Tinoco and Murguia were joined by Seattle Mayor Ed Murray and Councilmember Lorena Gonzalez, and Northwest Immigrant Rights Project Executive Director Jorge Baron.
Baron said that Thursday’s 4-4 deadlock was not necessarily the end, and that the case could continue under a full Supreme Court. The court has been split evenly since the death of Justice Antonin Scalia, considered to be one of the high court’s conservative justices. Obama’s nomination Merrick Garland to fill Scalia’s seat has been stalled in Congress.
“This is not the last word, today,” Baron said.
Murray also expressed disappointment in the Supreme Court’s announcement, and pledged that Seattle city officials would never ask residents about their immigration statuses.

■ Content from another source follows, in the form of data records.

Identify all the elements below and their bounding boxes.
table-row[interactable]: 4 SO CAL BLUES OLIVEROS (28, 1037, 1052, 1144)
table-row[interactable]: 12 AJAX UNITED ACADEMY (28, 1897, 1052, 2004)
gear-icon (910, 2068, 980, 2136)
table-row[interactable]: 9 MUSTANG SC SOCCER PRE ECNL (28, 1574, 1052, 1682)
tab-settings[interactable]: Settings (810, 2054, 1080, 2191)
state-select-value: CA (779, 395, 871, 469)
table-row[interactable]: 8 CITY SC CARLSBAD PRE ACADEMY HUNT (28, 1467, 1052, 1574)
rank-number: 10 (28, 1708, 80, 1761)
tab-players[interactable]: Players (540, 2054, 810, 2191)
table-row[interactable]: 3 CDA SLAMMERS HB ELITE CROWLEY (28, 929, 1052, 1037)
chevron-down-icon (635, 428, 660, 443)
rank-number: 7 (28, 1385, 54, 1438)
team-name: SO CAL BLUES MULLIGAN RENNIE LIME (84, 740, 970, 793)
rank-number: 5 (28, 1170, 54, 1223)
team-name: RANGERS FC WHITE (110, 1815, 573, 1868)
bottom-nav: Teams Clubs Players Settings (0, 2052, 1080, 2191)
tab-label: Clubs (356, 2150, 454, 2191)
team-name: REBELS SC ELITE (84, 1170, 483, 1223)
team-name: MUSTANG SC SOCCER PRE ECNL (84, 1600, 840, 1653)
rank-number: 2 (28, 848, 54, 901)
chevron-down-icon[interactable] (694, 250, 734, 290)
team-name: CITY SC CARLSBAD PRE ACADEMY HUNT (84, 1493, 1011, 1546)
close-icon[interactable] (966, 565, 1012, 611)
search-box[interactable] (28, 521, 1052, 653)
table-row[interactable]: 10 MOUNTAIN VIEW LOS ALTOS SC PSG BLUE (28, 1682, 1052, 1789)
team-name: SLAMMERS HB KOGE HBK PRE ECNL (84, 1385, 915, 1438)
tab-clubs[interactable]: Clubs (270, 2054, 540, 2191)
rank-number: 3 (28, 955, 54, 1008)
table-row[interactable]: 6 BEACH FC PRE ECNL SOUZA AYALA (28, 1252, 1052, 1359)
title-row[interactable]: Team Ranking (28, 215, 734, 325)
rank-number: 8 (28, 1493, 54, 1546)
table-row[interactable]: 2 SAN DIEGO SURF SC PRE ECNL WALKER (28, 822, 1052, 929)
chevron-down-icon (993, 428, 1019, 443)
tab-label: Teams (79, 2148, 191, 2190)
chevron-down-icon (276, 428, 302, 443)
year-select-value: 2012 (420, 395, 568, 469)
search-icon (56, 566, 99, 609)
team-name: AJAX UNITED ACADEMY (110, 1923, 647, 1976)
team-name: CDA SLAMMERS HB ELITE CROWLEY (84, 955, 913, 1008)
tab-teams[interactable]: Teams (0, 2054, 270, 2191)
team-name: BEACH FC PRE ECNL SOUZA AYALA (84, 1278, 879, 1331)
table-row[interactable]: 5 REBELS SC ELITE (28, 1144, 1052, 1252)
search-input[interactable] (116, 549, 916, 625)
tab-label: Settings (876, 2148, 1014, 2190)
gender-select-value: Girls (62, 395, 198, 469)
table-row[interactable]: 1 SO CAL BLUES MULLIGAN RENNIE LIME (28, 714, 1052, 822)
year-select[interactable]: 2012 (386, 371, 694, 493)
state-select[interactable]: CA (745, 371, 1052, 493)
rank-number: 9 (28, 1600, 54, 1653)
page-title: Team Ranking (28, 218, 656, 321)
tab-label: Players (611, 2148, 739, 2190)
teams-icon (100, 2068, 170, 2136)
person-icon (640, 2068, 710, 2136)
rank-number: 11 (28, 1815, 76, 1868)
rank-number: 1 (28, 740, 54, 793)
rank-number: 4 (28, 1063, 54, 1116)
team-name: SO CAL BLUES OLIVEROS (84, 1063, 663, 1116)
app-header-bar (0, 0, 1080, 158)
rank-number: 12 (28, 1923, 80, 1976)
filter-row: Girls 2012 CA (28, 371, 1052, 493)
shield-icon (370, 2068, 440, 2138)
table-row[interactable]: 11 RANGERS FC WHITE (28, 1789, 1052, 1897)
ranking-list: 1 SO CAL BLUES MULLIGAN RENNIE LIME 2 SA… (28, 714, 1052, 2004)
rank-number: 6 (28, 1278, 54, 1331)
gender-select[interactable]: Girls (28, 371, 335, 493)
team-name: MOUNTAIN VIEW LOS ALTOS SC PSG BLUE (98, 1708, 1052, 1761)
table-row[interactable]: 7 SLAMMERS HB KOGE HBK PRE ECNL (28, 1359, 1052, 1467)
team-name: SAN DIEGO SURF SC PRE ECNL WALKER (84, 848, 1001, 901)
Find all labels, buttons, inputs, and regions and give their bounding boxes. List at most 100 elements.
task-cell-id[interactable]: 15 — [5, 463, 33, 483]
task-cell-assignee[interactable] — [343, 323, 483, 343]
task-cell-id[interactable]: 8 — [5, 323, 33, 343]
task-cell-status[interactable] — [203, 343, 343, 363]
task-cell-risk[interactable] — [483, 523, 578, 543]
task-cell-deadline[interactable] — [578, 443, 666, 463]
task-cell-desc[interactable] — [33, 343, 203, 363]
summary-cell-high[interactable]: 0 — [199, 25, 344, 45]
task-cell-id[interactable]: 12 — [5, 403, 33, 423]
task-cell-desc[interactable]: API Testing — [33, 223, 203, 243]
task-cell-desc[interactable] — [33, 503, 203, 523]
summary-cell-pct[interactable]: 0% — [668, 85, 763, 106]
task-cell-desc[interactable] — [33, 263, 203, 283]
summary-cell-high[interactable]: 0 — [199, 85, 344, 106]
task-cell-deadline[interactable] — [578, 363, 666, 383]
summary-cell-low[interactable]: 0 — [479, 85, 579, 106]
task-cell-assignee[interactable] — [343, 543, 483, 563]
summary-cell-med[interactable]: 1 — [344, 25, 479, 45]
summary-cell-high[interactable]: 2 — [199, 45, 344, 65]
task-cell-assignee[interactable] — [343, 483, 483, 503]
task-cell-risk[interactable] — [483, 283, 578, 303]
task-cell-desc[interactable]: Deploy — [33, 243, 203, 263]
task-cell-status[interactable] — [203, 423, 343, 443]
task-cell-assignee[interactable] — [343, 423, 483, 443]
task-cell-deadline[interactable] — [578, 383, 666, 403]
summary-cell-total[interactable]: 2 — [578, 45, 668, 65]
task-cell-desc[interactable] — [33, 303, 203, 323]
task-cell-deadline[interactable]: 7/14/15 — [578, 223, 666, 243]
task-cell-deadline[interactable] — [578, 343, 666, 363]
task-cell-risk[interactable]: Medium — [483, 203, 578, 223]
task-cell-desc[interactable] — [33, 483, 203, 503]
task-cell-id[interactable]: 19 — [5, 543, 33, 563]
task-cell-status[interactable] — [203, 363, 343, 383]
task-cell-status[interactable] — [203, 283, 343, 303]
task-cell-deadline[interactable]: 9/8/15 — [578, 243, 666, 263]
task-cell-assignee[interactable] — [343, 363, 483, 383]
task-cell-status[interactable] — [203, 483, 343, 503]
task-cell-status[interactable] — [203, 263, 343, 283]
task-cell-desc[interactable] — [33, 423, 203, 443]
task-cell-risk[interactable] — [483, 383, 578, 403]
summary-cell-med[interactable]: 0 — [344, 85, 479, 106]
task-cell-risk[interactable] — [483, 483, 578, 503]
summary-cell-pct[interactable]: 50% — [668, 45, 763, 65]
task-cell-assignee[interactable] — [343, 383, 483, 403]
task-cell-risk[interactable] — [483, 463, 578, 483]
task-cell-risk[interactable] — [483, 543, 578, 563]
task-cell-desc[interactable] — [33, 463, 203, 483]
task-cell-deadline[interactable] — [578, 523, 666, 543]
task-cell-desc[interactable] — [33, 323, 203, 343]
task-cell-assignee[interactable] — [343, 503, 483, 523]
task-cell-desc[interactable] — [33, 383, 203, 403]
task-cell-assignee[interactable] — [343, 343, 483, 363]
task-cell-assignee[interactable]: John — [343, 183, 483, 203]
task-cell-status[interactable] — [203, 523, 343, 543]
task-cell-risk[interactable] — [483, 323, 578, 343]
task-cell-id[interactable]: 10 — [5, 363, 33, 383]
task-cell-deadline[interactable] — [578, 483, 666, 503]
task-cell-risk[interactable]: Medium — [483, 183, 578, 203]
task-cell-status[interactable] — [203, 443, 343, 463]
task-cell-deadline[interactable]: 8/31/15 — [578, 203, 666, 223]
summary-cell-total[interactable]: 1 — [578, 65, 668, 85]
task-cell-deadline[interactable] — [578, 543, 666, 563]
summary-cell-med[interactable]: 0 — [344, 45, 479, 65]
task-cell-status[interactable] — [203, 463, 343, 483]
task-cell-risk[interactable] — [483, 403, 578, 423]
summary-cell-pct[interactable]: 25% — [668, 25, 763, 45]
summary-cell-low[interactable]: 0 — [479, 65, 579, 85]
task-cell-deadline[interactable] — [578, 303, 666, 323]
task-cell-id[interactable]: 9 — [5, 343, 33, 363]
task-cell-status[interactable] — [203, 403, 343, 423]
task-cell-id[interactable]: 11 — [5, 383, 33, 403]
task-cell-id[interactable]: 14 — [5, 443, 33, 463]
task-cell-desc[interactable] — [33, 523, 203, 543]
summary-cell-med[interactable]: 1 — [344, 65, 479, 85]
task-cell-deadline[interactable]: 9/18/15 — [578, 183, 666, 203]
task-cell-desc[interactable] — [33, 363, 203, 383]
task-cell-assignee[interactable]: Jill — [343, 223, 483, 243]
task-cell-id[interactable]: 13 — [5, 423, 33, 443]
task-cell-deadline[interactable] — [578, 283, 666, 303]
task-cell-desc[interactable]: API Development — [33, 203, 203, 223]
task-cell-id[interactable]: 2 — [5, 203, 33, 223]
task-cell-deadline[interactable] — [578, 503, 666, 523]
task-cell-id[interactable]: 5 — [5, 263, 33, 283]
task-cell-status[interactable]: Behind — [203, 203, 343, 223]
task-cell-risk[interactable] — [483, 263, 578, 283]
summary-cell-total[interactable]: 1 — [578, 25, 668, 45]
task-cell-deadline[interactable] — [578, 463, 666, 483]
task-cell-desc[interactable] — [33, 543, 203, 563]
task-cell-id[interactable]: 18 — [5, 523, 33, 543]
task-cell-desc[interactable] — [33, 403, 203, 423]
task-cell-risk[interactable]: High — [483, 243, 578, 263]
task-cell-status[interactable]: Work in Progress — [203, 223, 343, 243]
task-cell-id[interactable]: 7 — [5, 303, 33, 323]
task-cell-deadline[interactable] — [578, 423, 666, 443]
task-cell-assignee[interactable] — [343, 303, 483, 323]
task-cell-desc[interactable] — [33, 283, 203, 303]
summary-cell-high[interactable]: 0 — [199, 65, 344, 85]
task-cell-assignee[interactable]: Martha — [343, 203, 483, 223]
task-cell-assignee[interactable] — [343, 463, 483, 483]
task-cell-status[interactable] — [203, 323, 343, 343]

“No one should be afraid to call 9-1-1. If you have a fire, call the fire department. No one will ask you what your immigration status is. If you are a victim of domestic violence, call the police department and the social service agencies. No one will ask you what your immigration status is. If you are a victim of a crime, call the police department. No one will ask you what your immigration status is,” he said.
Gonzalez, whose parents entered the country without documentation — though her mother eventually became a U.S. citizen — said the issue was deeply personal to her.
“Seattle stands with you. That we are a place that will continue to welcome immigrants and refugees and we will continue to make sure that this is a place that you can call home,” Gonzalez said.